What Happens Inside Your Body as You Cross Training?

CrossFit Training

Right from the first exercise, the physical demands placed by CrossFit training on your body starts sculpting it. You gain strength, and your body is in a better shape to meet the varied requirements of the sport. Your heart becomes efficient, your muscles stronger, and your overall body leaner. It is essential to understand how your body adapts to the CrossFit conditions because this will help you appreciate the changes in your body, and how CrossFit makes you a better version of yourself.

On the Inside

Muscle Pain

The body system constantly experiences stress, but thanks to its mechanism, it can adapt well.
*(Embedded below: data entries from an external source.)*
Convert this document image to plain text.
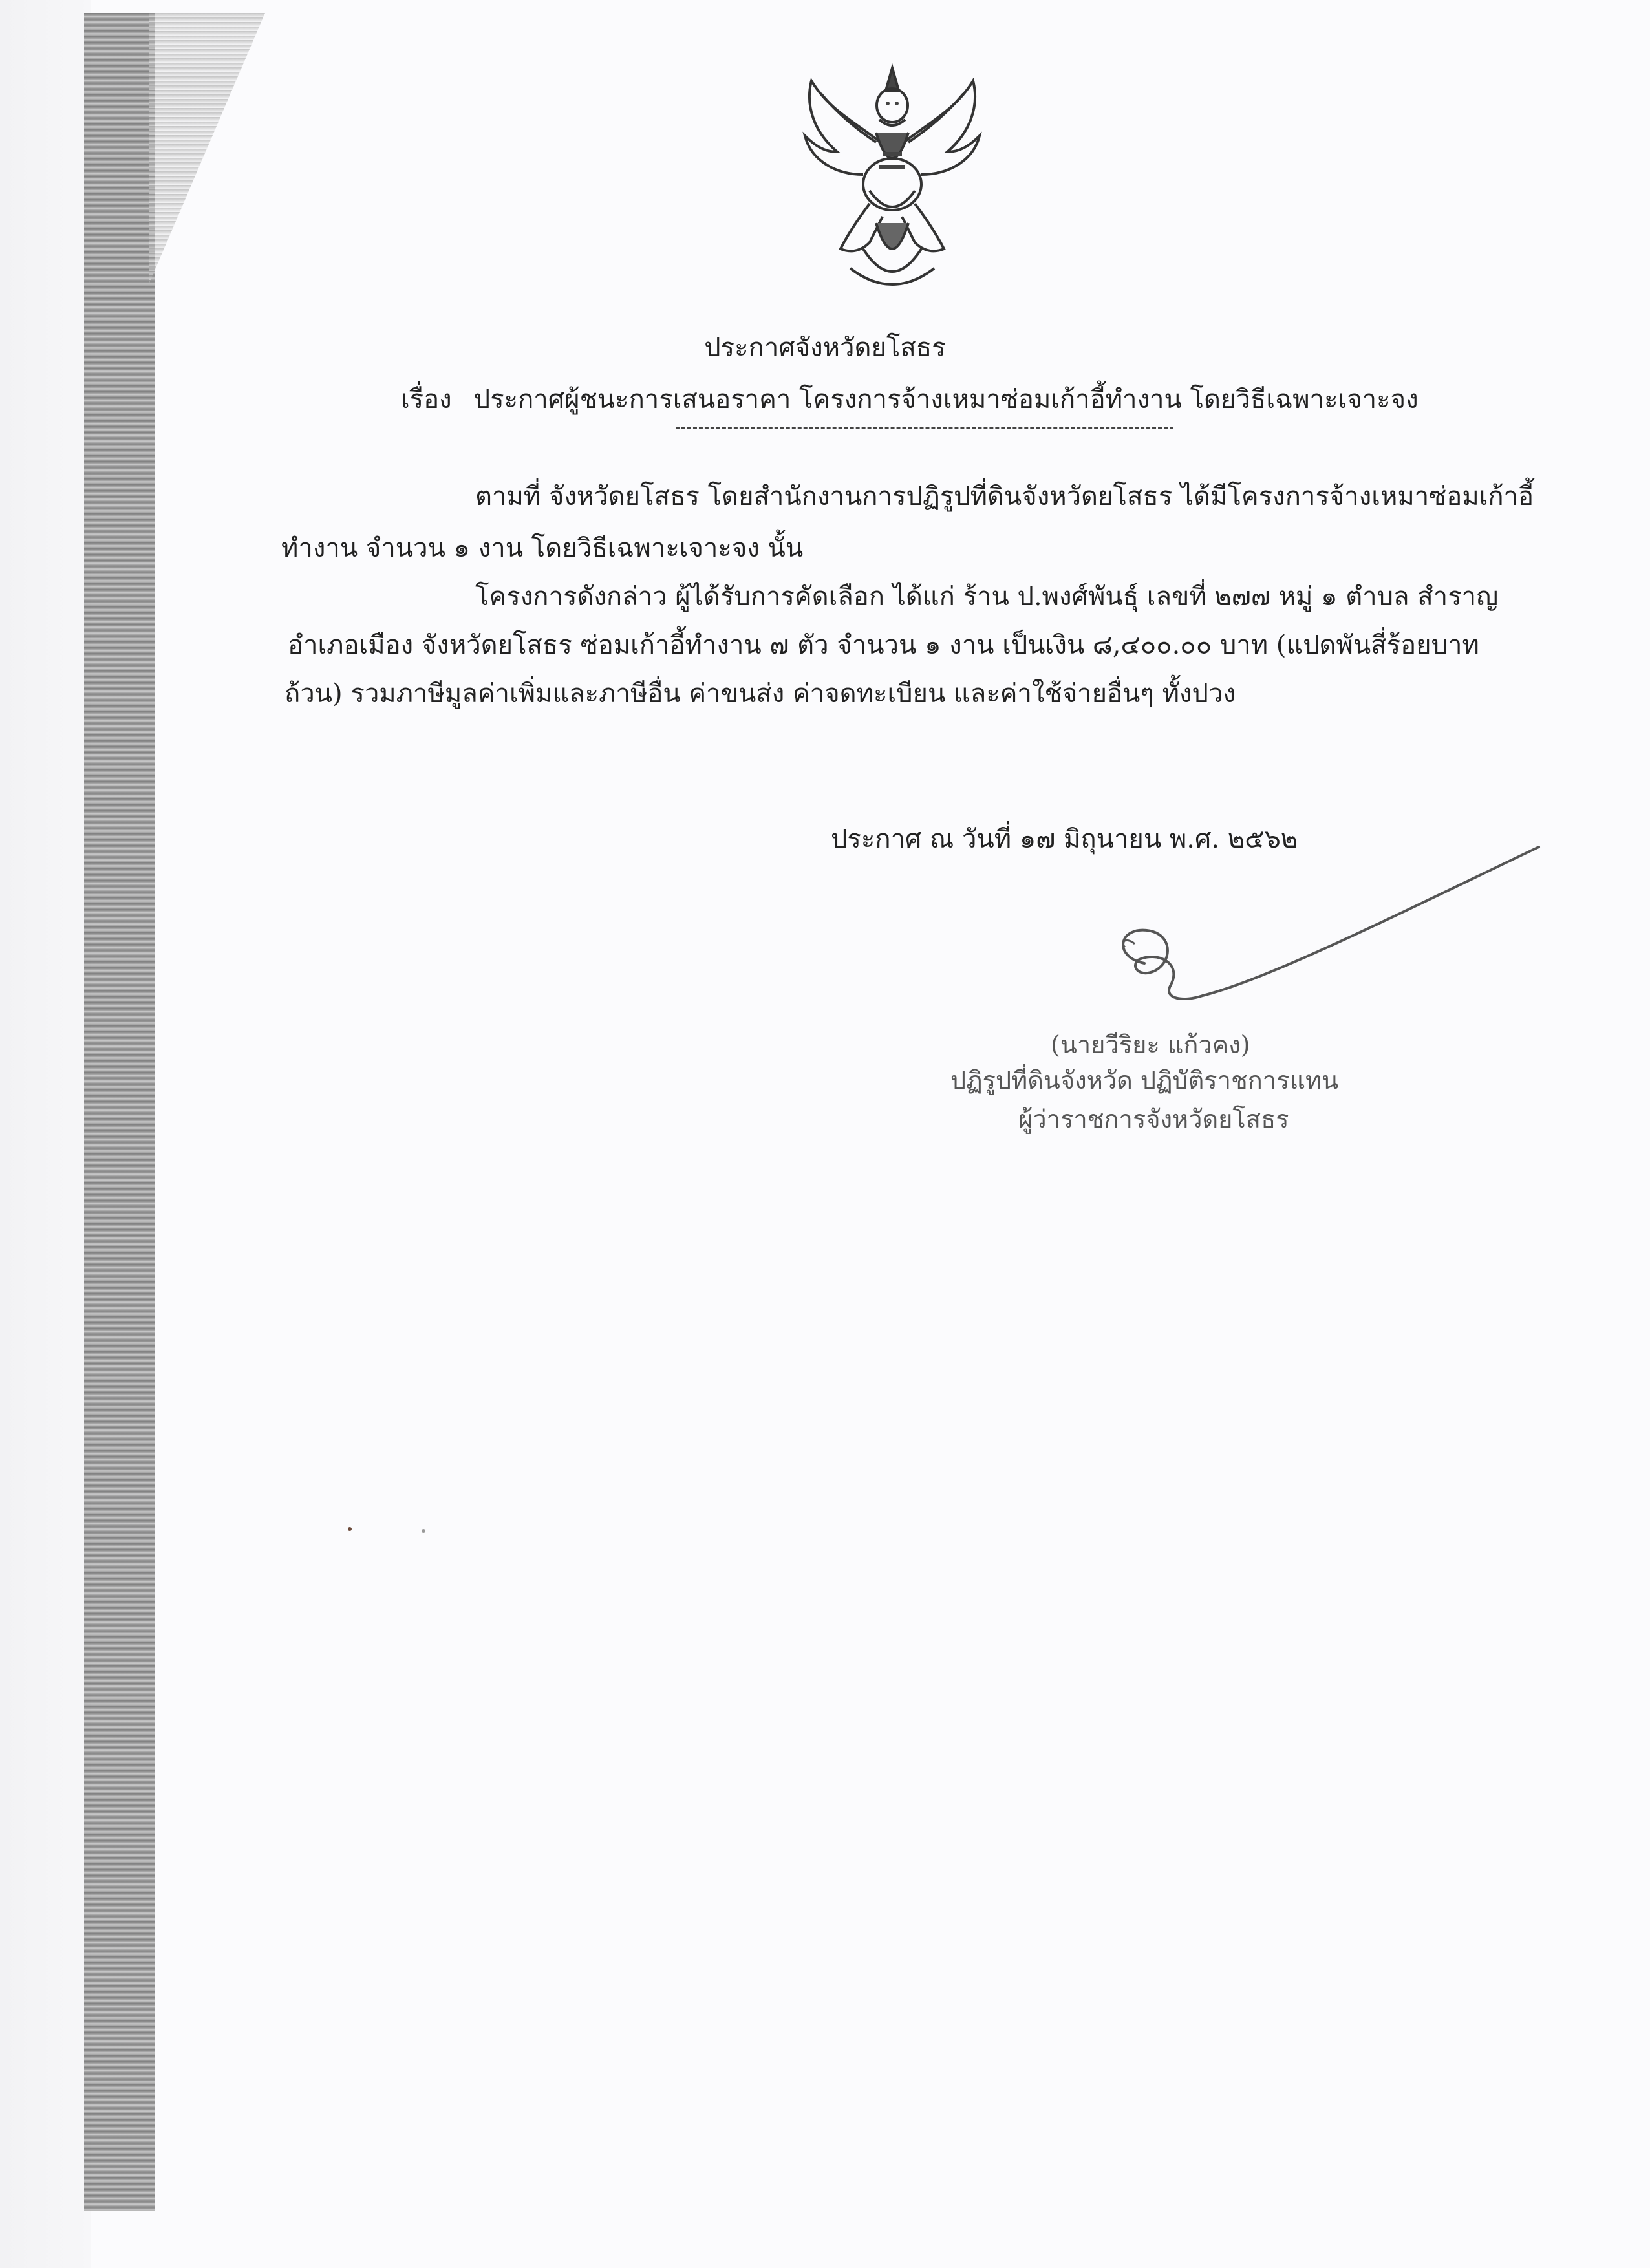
ประกาศจังหวัดยโสธร
เรื่อง ประกาศผู้ชนะการเสนอราคา โครงการจ้างเหมาซ่อมเก้าอี้ทำงาน โดยวิธีเฉพาะเจาะจง
ตามที่ จังหวัดยโสธร โดยสำนักงานการปฏิรูปที่ดินจังหวัดยโสธร ได้มีโครงการจ้างเหมาซ่อมเก้าอี้
ทำงาน จำนวน ๑ งาน โดยวิธีเฉพาะเจาะจง นั้น
โครงการดังกล่าว ผู้ได้รับการคัดเลือก ได้แก่ ร้าน ป.พงศ์พันธุ์ เลขที่ ๒๗๗ หมู่ ๑ ตำบล สำราญ
อำเภอเมือง จังหวัดยโสธร ซ่อมเก้าอี้ทำงาน ๗ ตัว จำนวน ๑ งาน เป็นเงิน ๘,๔๐๐.๐๐ บาท (แปดพันสี่ร้อยบาท
ถ้วน) รวมภาษีมูลค่าเพิ่มและภาษีอื่น ค่าขนส่ง ค่าจดทะเบียน และค่าใช้จ่ายอื่นๆ ทั้งปวง
ประกาศ ณ วันที่ ๑๗ มิถุนายน พ.ศ. ๒๕๖๒
(นายวีริยะ แก้วคง)
ปฏิรูปที่ดินจังหวัด ปฏิบัติราชการแทน
ผู้ว่าราชการจังหวัดยโสธร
Physical stressors such as exercise cause stress on your body leading to a process known as general adaptation syndrome to kick in so that it can force your body to adapt.
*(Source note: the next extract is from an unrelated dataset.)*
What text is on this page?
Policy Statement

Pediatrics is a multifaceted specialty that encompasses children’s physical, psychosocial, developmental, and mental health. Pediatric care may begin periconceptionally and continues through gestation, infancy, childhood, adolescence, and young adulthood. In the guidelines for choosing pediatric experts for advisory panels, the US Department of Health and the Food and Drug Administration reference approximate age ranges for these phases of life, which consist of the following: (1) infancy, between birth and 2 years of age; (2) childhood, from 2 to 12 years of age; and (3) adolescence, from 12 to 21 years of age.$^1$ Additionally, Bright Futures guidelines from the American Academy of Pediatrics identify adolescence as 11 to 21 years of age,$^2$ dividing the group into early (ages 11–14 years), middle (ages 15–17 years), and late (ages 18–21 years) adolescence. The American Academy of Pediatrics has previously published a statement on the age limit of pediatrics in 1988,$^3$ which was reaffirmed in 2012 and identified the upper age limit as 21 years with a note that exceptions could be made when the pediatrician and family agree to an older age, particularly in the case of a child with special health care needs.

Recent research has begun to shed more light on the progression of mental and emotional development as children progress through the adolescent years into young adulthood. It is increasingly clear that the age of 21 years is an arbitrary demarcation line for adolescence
There are three main adaptation stages:

The Alarm Stage

When the body encounters a stressor that it is not accustomed to, such as a physical demand, it can’t possibly meet completely, stress piles on your cells, which are called upon to meet the demand. Cells that get stressed beyond their capacity end up being damaged. For instance, muscle tissue cells also known as muscle fibers get disrupted. The cell membranes are degraded, and this causes swelling which is the reason why you spend the next day or two moving in pain.

The Resistance Stage

Within a span of 36 to 48 hours, your body system gradually transitions out of the alarm stage. At this point, it has assessed the damage, responded adequately to it, and is now in the repair process. The body response system is very logical. When it encounters a demand that it is not adequately prepared to meet, it starts a battle to achieve stasis so that it doesn’t slide back to the alarm phase again should you encounter a similar stressor in future.
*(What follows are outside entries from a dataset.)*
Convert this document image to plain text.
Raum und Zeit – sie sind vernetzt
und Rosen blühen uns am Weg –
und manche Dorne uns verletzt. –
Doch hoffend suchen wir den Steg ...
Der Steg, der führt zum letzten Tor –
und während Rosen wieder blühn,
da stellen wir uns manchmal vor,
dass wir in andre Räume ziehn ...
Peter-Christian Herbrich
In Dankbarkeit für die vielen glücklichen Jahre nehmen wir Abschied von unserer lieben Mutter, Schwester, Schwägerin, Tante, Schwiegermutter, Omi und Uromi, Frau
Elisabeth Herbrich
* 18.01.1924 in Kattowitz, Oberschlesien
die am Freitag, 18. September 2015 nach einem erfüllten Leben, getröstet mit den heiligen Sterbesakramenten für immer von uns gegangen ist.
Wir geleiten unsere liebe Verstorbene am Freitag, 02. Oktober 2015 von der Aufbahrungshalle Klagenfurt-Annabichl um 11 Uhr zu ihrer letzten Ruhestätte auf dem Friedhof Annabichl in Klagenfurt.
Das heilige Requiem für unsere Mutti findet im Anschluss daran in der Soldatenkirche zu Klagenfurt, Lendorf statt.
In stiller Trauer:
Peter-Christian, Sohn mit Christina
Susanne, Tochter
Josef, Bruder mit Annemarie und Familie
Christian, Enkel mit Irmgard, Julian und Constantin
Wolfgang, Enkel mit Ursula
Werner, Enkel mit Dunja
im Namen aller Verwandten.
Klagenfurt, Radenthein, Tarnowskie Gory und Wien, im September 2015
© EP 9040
This means the cells do not just repair themselves and go back to their pre-damaged state, but they graduate to another level where they become better at meeting the demands of the stressor. During the resistance stage, muscle cells take up a significant amount of proteins and synthesize them to form micro-filaments which are required in muscle contraction. This stage which may take as long as four days creates more filaments which means an increase in force and strength.

Exhaustion Stage

At this stage cells which are not fully repaired are subjected to other stressors causing damage and another cycle of the alarm process. With time, the insufficient repair time leads to over-training and breakdown. One of the first signs of over-training and inadequate recovery is subpar physical performance. You will find your WOD times getting worse and increasingly it will be harder for you to lift loads which you previously managed quite easily.

The length of time your body spends on the resistance stage is very important. This is why rest is a very critical part of the adaptation picture. The other important aspect is nutrition especially intake of sufficient protein to help in the repair of muscles. The third and last element is that your stressor must be continually changing. For this reason, CrossFit uses different movements for different days to expose your body to various stressors.